“A law was made a distant moon ago here:
July and August cannot be too hot….”
Twenty-eight hours before matrimony, and as I picked my aunt up — precisely on time, I might add — nothing had changed.
“I should have asked your brother to drive me.”
“Why, Aunt Helen? I said 5:40 and it’s 5:40.”
“He’s never late,” she noted.
“Neither am I.”
“Why must everything be an issue?”
(We drove in silence: she regretting her last sixty years and me regretting the next sixty minutes). Not really. The Annointed One, Harold be he, was meeting us at temple, and my brother would shine as our buffer).
Poetic it was being our father’s yartzeit. Beautiful memories of him blending with beautiful thoughts of her, the service flew by. He’d have loved Carrie, I knew— and not just ‘cause she played gin. Love him too, would she have. Best of all, however, he (like she and me), would have loved us!
Fourteen hours pre-ceremony I breakfasted at Corky’s. (Go figure).
“The usual?” she asked.
“Challah French toast,” I proclaimed. “No syrup, though. I’m on my wedding diet.”
At the ten-hour mark the calls began. Meredith and Michael, as I stood in Verizon — followed shortly by Bonesy. Stacy and I? We spoke and texted all day,’though Yes, I took a break for Last Coffee with Weiskopf. (Ed. Note: From all my single-dom, I’ll miss Ed most).
And the clock ticked down: Hitting the office, schlepping food for Helen … packing, readying for a rare week away … microwaving (for old time’s sake) one last piece of salmon …
Four hours ‘ere game time I stopped at my brother’s. Sitting in symmetry — on the same couches where we’d cried through “Field Of Dreams” and “It’s A Wonderful Life” — smiling, laughing like the two boys on Hopkins Avenue, on Bayard Road…
Two hours to go, and I was where I belonged: at a meeting. How could I not be?
It was the fall of ’97, and after two nights at Cleveland Clinic, it chose to discharge me. “Get to a meeting tonight,” urged the nurse. “I can’t,” I advised her, “…Visitation night with the girls. ”They’d rather you got well,” she said. “It’s where you belong.” Sixty-five hundred days have passed. Plus.

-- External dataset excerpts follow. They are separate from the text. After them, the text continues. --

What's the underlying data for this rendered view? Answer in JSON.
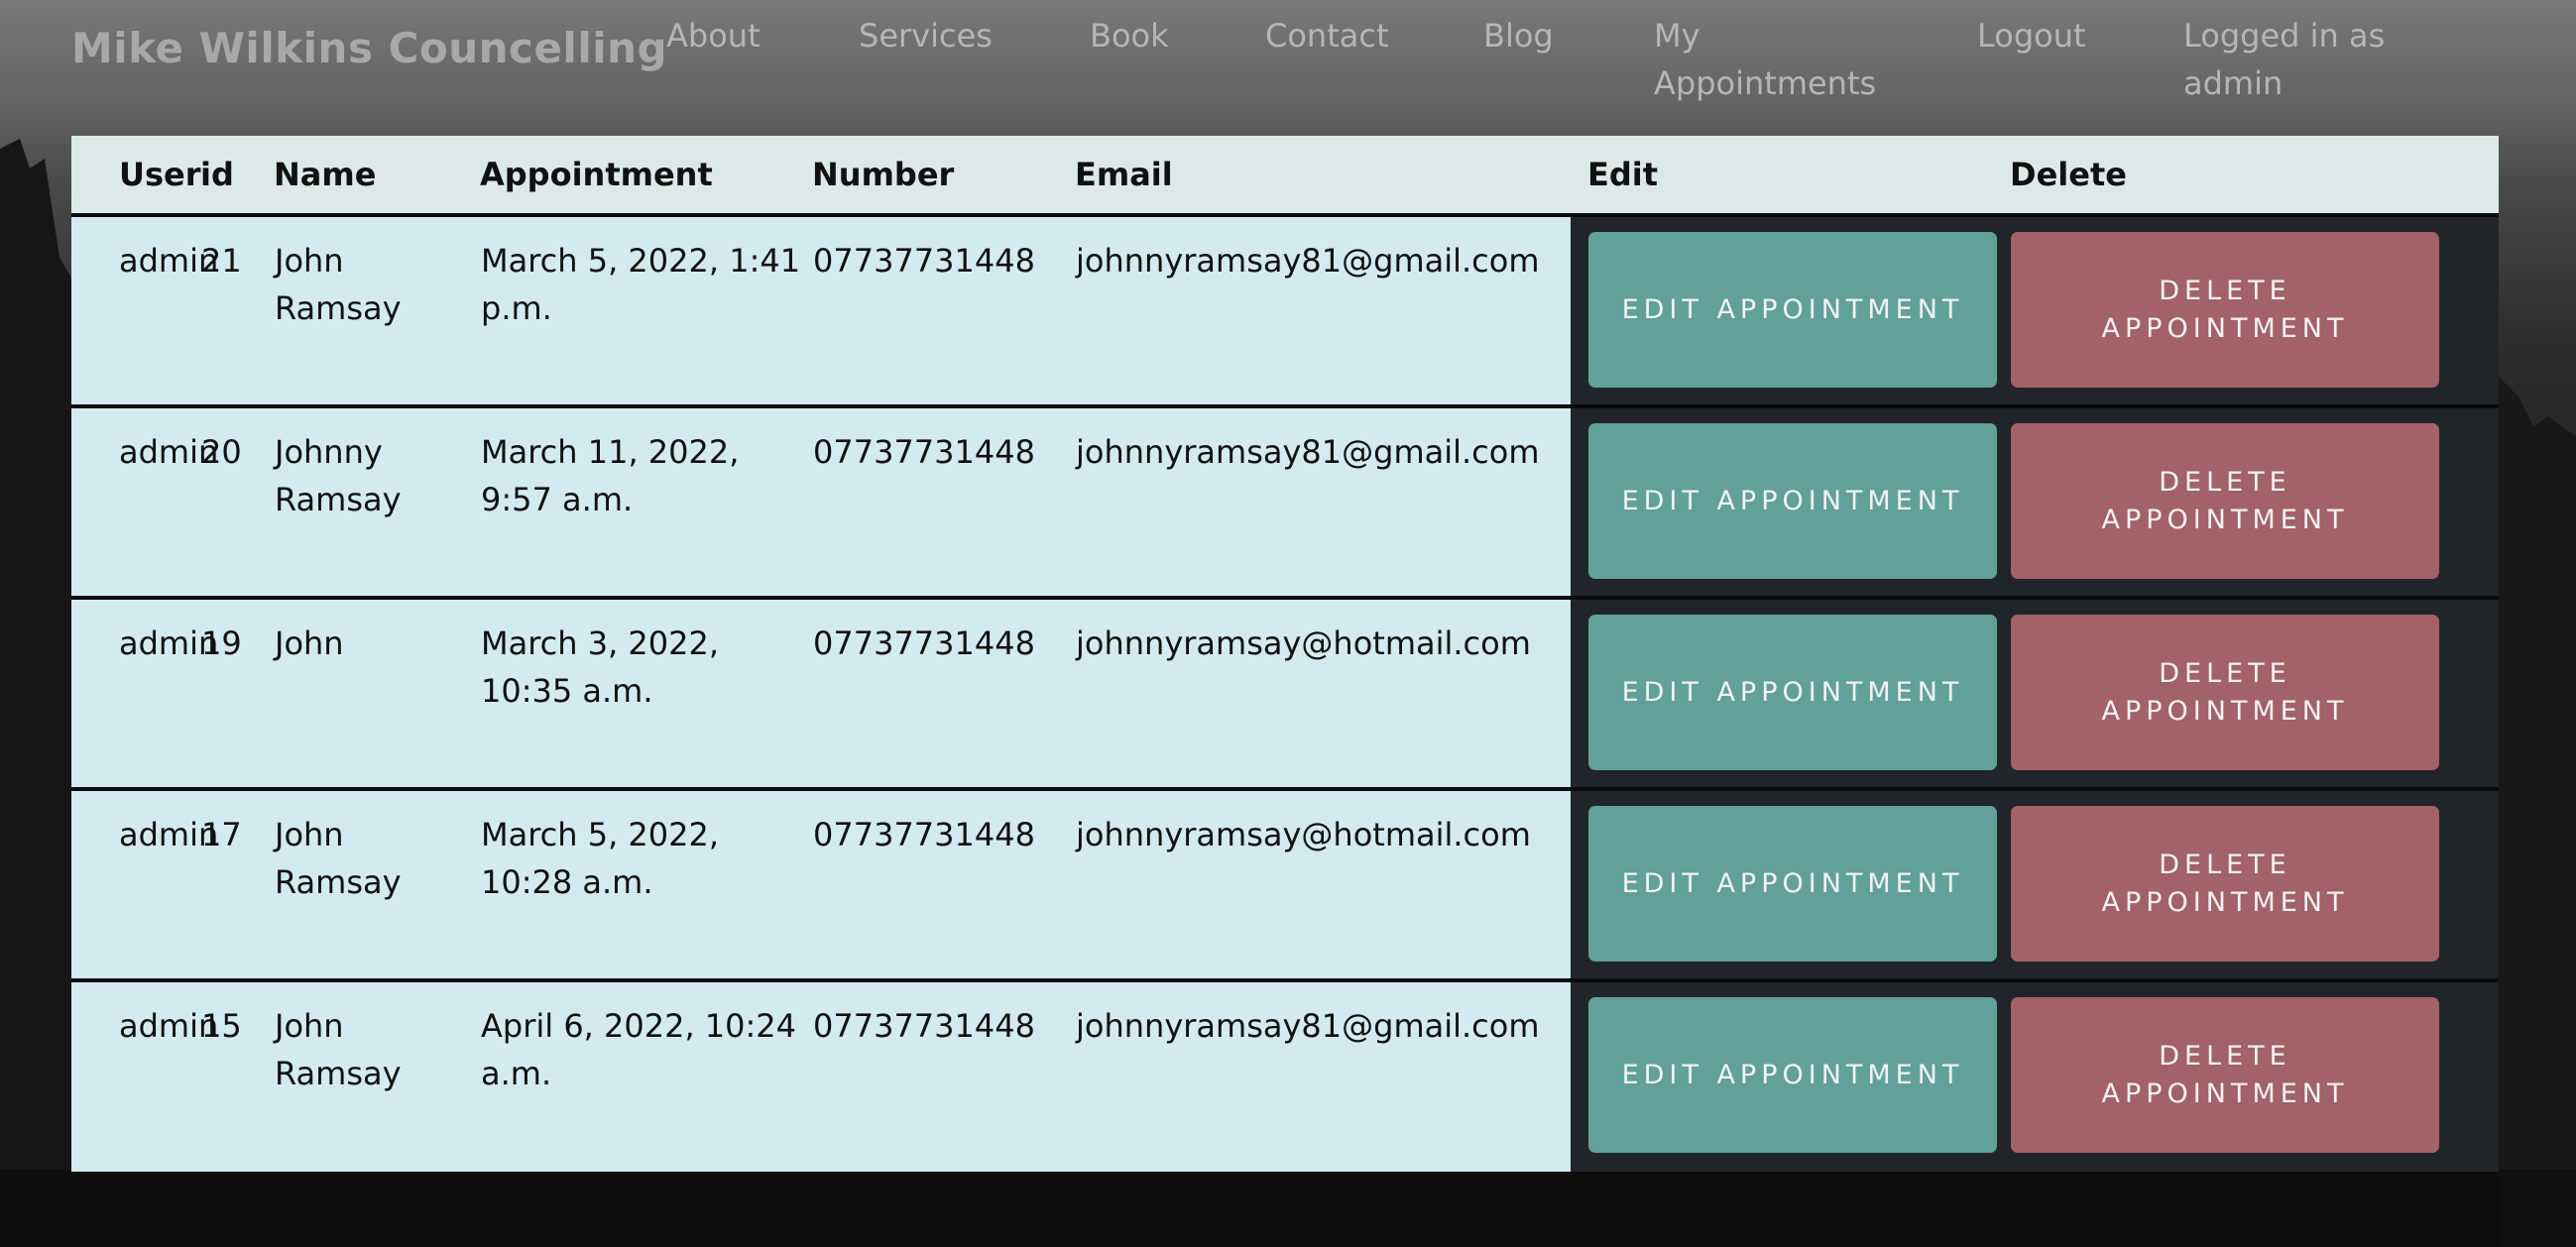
{
  "navbar": {
    "brand": "Mike Wilkins Councelling",
    "items": [
      {
        "label": "About"
      },
      {
        "label": "Services"
      },
      {
        "label": "Book"
      },
      {
        "label": "Contact"
      },
      {
        "label": "Blog"
      },
      {
        "label": "My Appointments"
      },
      {
        "label": "Logout"
      }
    ],
    "status": "Logged in as admin"
  },
  "table": {
    "headers": [
      "User",
      "id",
      "Name",
      "Appointment",
      "Number",
      "Email",
      "Edit",
      "Delete"
    ],
    "edit_label": "Edit Appointment",
    "delete_label": "Delete Appointment",
    "rows": [
      {
        "user": "admin",
        "id": "21",
        "name": "John Ramsay",
        "appointment": "March 5, 2022, 1:41 p.m.",
        "number": "07737731448",
        "email": "johnnyramsay81@gmail.com"
      },
      {
        "user": "admin",
        "id": "20",
        "name": "Johnny Ramsay",
        "appointment": "March 11, 2022, 9:57 a.m.",
        "number": "07737731448",
        "email": "johnnyramsay81@gmail.com"
      },
      {
        "user": "admin",
        "id": "19",
        "name": "John",
        "appointment": "March 3, 2022, 10:35 a.m.",
        "number": "07737731448",
        "email": "johnnyramsay@hotmail.com"
      },
      {
        "user": "admin",
        "id": "17",
        "name": "John Ramsay",
        "appointment": "March 5, 2022, 10:28 a.m.",
        "number": "07737731448",
        "email": "johnnyramsay@hotmail.com"
      },
      {
        "user": "admin",
        "id": "15",
        "name": "John Ramsay",
        "appointment": "April 6, 2022, 10:24 a.m.",
        "number": "07737731448",
        "email": "johnnyramsay81@gmail.com"
      }
    ]
  },
  "colors": {
    "edit_button": "#62a09c",
    "delete_button": "#a26267",
    "row_light": "#d3ebf0",
    "row_dark": "#212529",
    "header_bg": "#dce9e8"
  }
}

Forgotten I haven’t: what got me to the dance, what gave me my life.
Dennis stood up at 9, as the conclave was ending.
“Let’s keep Bruce in our prayers,” he announced. “He’s getting married tonight. “Maybe we should pray for his wife?” someone quipped.
Returning to the condo, psyched, I was greeted at the door by the two Ocean Eyes and unique elegance of my bride-to-be.
Then it happened so fast: Rabbi Mandel’s words … the Shevah Brachot … the holding back tears, the not holding back tears … the breaking of the glass!
Within a half hour we were on our way —
To Pittsburgh
To Boca
To Life.“
“…In short there’s simply not a more congenial spot
For happy ever-aftering than here in Camelot!”
Lerner/Loewe
L’Chaim! 🙂
One of the most beautiful ceremonies I’ve ever attended. Very special couple.